Sua aposta era a de que música e mito acionam estruturas mentais comuns, pois conciliam internamente pensamento e sensação, razão e emoção, tempo lógico e tempo psicológico. Lévi-Strauss não tinha dúvidas de que essa afinidade estrutural era o que lhe permitia encontrar na música um método consistente para resolver “problemas de construção análogos aos que a análise de mitos levantara, e para os quais a música já tinha inventado soluções”.

Essas soluções ficariam explicitadas na própria organização do livro.

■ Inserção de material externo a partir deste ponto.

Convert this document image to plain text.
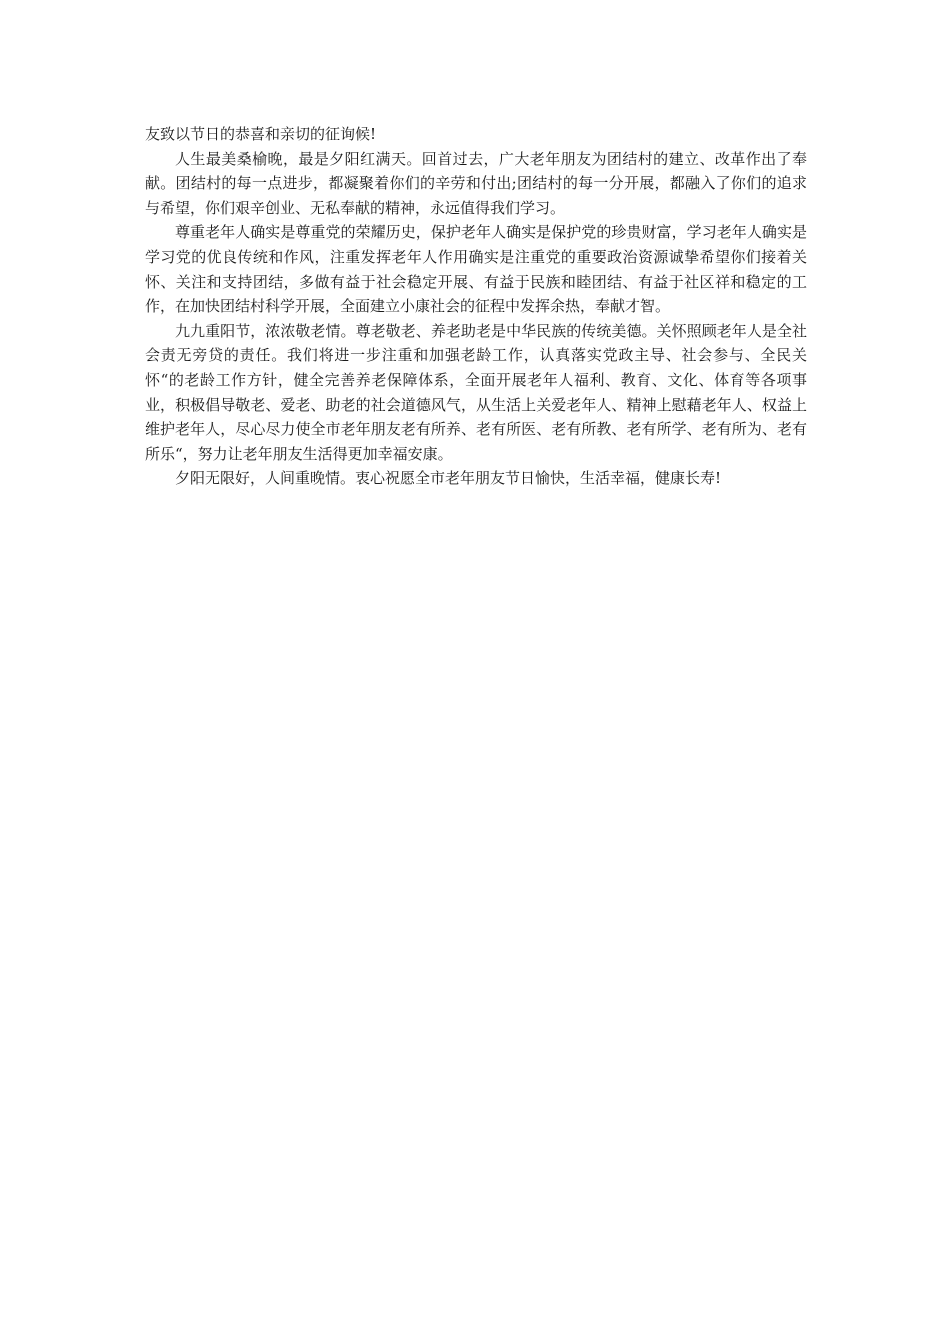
友致以节日的恭喜和亲切的征询候!

人生最美桑榆晚，最是夕阳红满天。回首过去，广大老年朋友为团结村的建立、改革作出了奉献。团结村的每一点进步，都凝聚着你们的辛劳和付出;团结村的每一分开展，都融入了你们的追求与希望，你们艰辛创业、无私奉献的精神，永远值得我们学习。

尊重老年人确实是尊重党的荣耀历史，保护老年人确实是保护党的珍贵财富，学习老年人确实是学习党的优良传统和作风，注重发挥老年人作用确实是注重党的重要政治资源诚挚希望你们接着关怀、关注和支持团结，多做有益于社会稳定开展、有益于民族和睦团结、有益于社区祥和稳定的工作，在加快团结村科学开展，全面建立小康社会的征程中发挥余热，奉献才智。

九九重阳节，浓浓敬老情。尊老敬老、养老助老是中华民族的传统美德。关怀照顾老年人是全社会责无旁贷的责任。我们将进一步注重和加强老龄工作，认真落实党政主导、社会参与、全民关怀“的老龄工作方针，健全完善养老保障体系，全面开展老年人福利、教育、文化、体育等各项事业，积极倡导敬老、爱老、助老的社会道德风气，从生活上关爱老年人、精神上慰藉老年人、权益上维护老年人，尽心尽力使全市老年朋友老有所养、老有所医、老有所教、老有所学、老有所为、老有所乐“，努力让老年朋友生活得更加幸福安康。

夕阳无限好，人间重晚情。衷心祝愿全市老年朋友节日愉快，生活幸福，健康长寿!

O Cru e o Cozido não se divide em capítulos, mas em seções cujas estruturas são tomadas de empréstimo das formas musicais: “abertura”, “canto”, “fuga”, “concerto”, “recitativo”, “cantata”, “sinfonia”. Essa divisão não corresponde (como a leitura apressada poderia induzir) a um maneirismo ilusório, a um artifício estilístico e extravagante de redação. É, antes, a rigorosa exigência de método que se impõe. Afinal, a análise de mitos, dizia, era comparável à de uma grande partitura.

Coda

Esses dois exemplos, assim como outros que desenham o arco metafórico que liga vida e obra, indicam quanto a música foi decisiva para Lévi-Strauss. Assim como não são os homens que pensam os mitos, mas são os mitos que se pensam pelos homens, na música também há sempre um “outro” que passa pelo filtro da subjetividade e que se pensa pelo homem em sua singularidade. Como sabemos, a descrição desse “outro”, objeto a um só tempo explícito e oculto na antropologia e na música, foi, “sem dúvida”, a vocação de Lévi-Strauss.

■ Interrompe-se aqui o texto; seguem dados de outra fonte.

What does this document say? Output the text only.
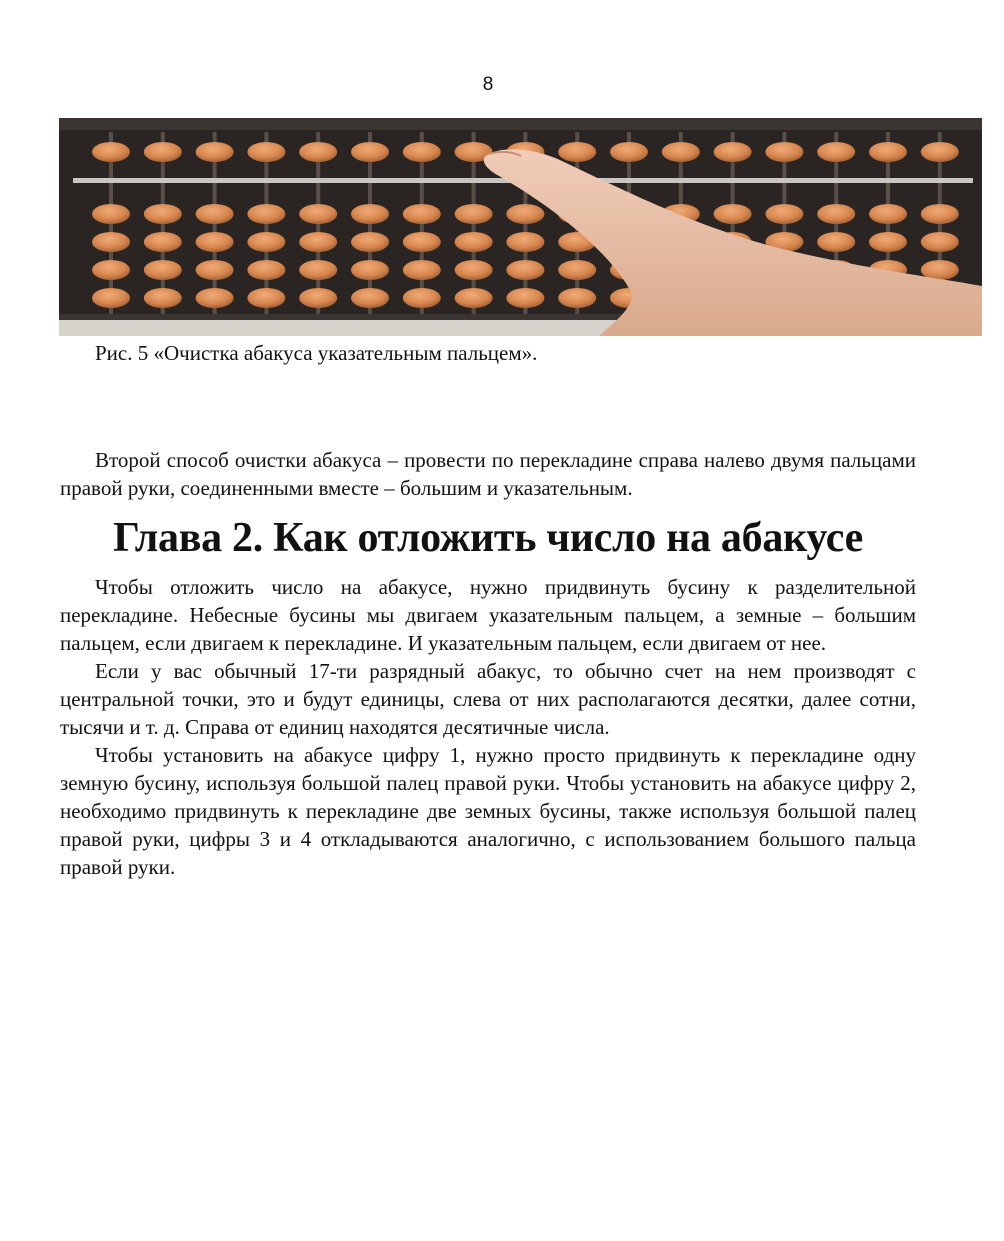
8
Рис. 5 «Очистка абакуса указательным пальцем».

Второй способ очистки абакуса – провести по перекладине справа налево двумя пальцами правой руки, соединенными вместе – большим и указательным.

Глава 2. Как отложить число на абакусе

Чтобы отложить число на абакусе, нужно придвинуть бусину к разделительной перекладине. Небесные бусины мы двигаем указательным пальцем, а земные – большим пальцем, если двигаем к перекладине. И указательным пальцем, если двигаем от нее.

Если у вас обычный 17-ти разрядный абакус, то обычно счет на нем производят с центральной точки, это и будут единицы, слева от них располагаются десятки, далее сотни, тысячи и т. д. Справа от единиц находятся десятичные числа.

Чтобы установить на абакусе цифру 1, нужно просто придвинуть к перекладине одну земную бусину, используя большой палец правой руки. Чтобы установить на абакусе цифру 2, необходимо придвинуть к перекладине две земных бусины, также используя большой палец правой руки, цифры 3 и 4 откладываются аналогично, с использованием большого пальца правой руки.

Não deveríamos, portanto, ficar surpresos ao encontrar o seguinte trecho em O Cru e o Cozido: “A audição da obra musical, em razão de sua organização interna, imobiliza o tempo que passa; como uma toalha fustigada pelo vento, atinge-o e dobra-o. Ao ouvirmos música, atingimos uma espécie de imortalidade”. Em 1938, nos momentos difíceis de uma expedição por Mato Grosso em que uma renitente melodia lhe permeava o espírito, Lévi-Strauss provavelmente atingia uma espécie de imortalidade. Hoje, é a grandeza de sua obra que nos dá essa certeza.  

A música em O Cru e o Cozido

“Na música, a mediação da natureza e da cultura, que se realiza no seio de toda linguagem, torna-se uma hipermediação: de ambos os lados, os ancoramentos são reforçados. Instalada no ponto de encontro entre dois domínios, a música faz com que sua lei seja respeitada muito além dos limites que as outras artes evitariam ultrapassar. Tanto do lado da natureza quanto do da cultura, ela ousa ir mais longe do que as outras. Assim se explica o princípio (quando não a gênese e a operação, que continuam sendo, como dissemos, o grande mistério das ciências do homem) do poder extraordinário que possui a música de agir simultaneamente sobre o espírito e sobre os sentidos, de mover ao mesmo tempo as ideias e as emoções, de fundi-las numa corrente em que elas deixam de existir lado a lado, a não ser como testemunhas e como respondentes.”